New Criticals

Installation view, 'Ken Price. A Study of Sculptures and Drawings, 1959 – 2006', Hauser & Wirth London
Photo: Alex Delfanne

It’s December 2016. I am in London. I am moving here, I have to find a flat very quickly, and actually it is a real struggle, waste of vital energies, I am exhausted. Even if I am running up and down around Hackney I pop into Mayfair quite late, at 5.30pm. Hauser&Wirth closes at 6.00, I’m in a terrible hurry.

At the moment I am frightened to death to write this paragraph, I will go gentle in that good night.  - Will go short here.

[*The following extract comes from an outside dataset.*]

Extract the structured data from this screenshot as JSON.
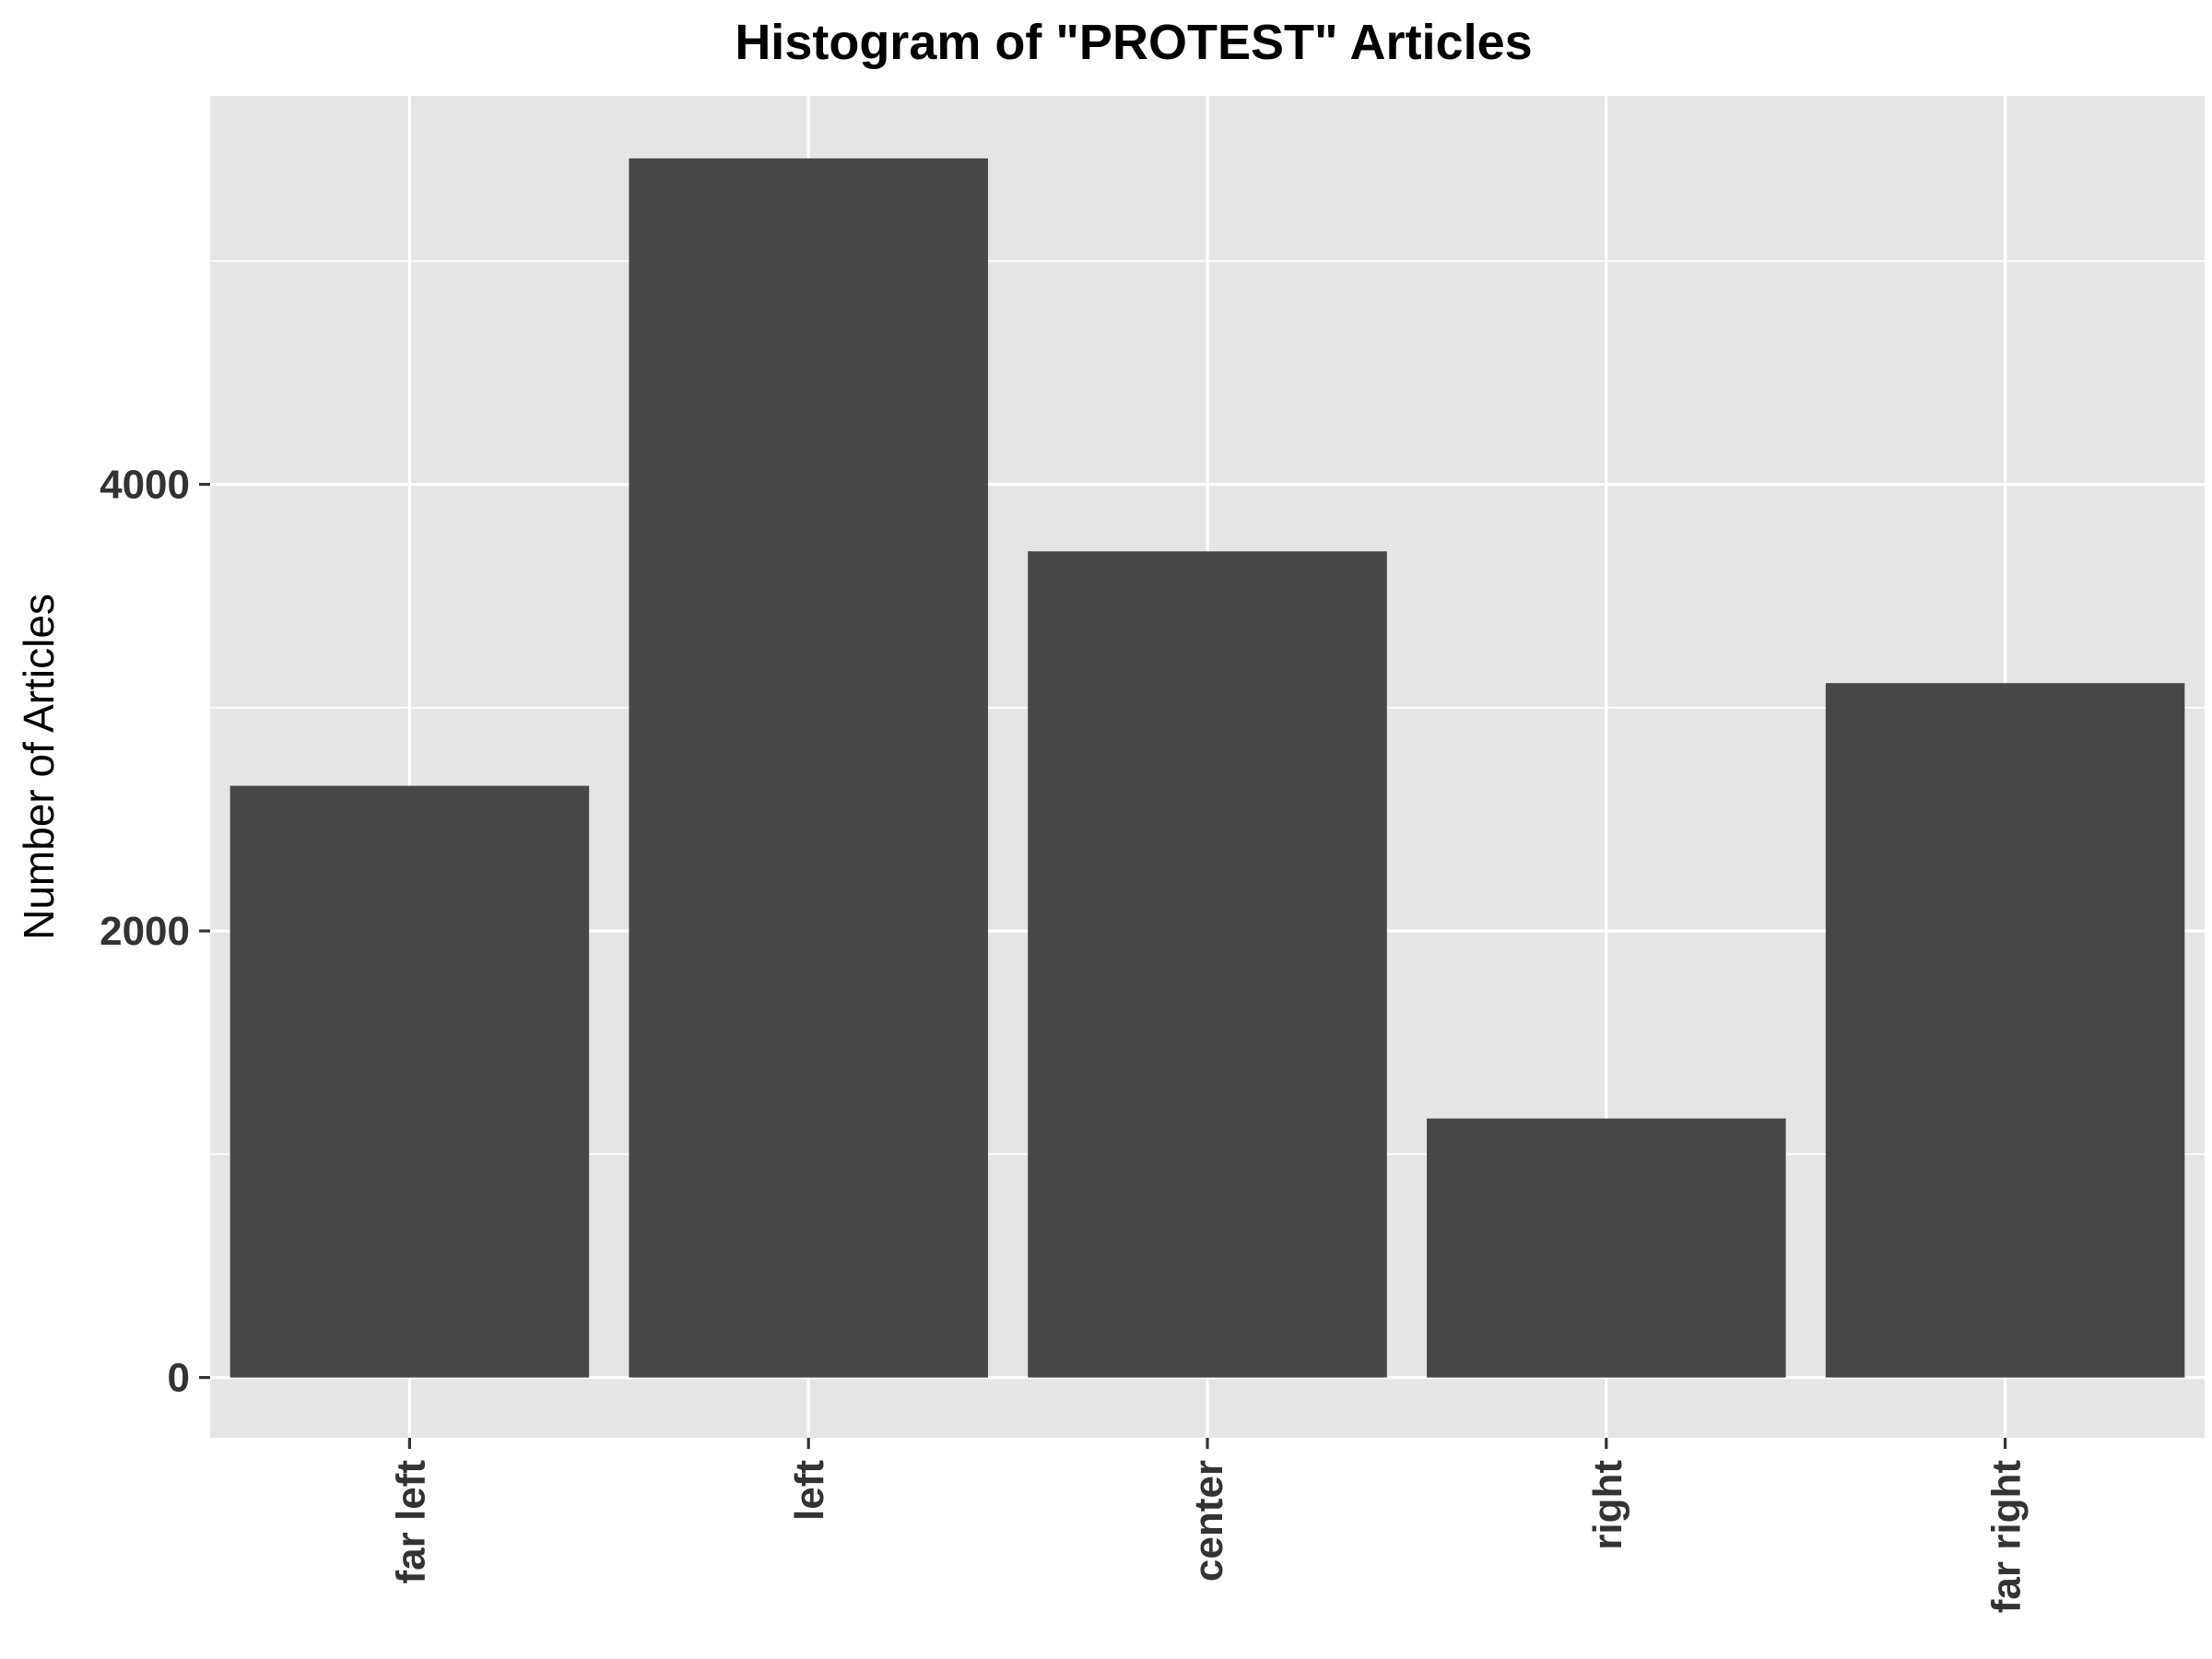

A Survey of Sculptures and Drawings, 1959 – 2006 by Ken Price is a retrospective, a historical, punctual analysis of the work of the American artist. It would sound obvious and tediously insolent to state any word on Price’s work, I will not do it. The space is empty; the gallery staff is packing to leave after a workday. I’m here, it is magical, seriously. I don’t want to leave.
I can see how all the artists involved in plastic creation might have learned so much just seeing a picture of any of Price’s works. I can see music, I can hear William S. Burroughs.

I am going too mystical, but the sexual allure is real.

I think Hauser&Wirth is the first and only commercial gallery to have an in-house curator. Actually, Paul Schimmel is also Partner and Vice-President. At the moment, I am a bit confused concerning the structural differences between this gallery and any middle-sized institution in terms of quality of the program. If I would have the chance to have a second life, I would definitely be Iwan Wirth.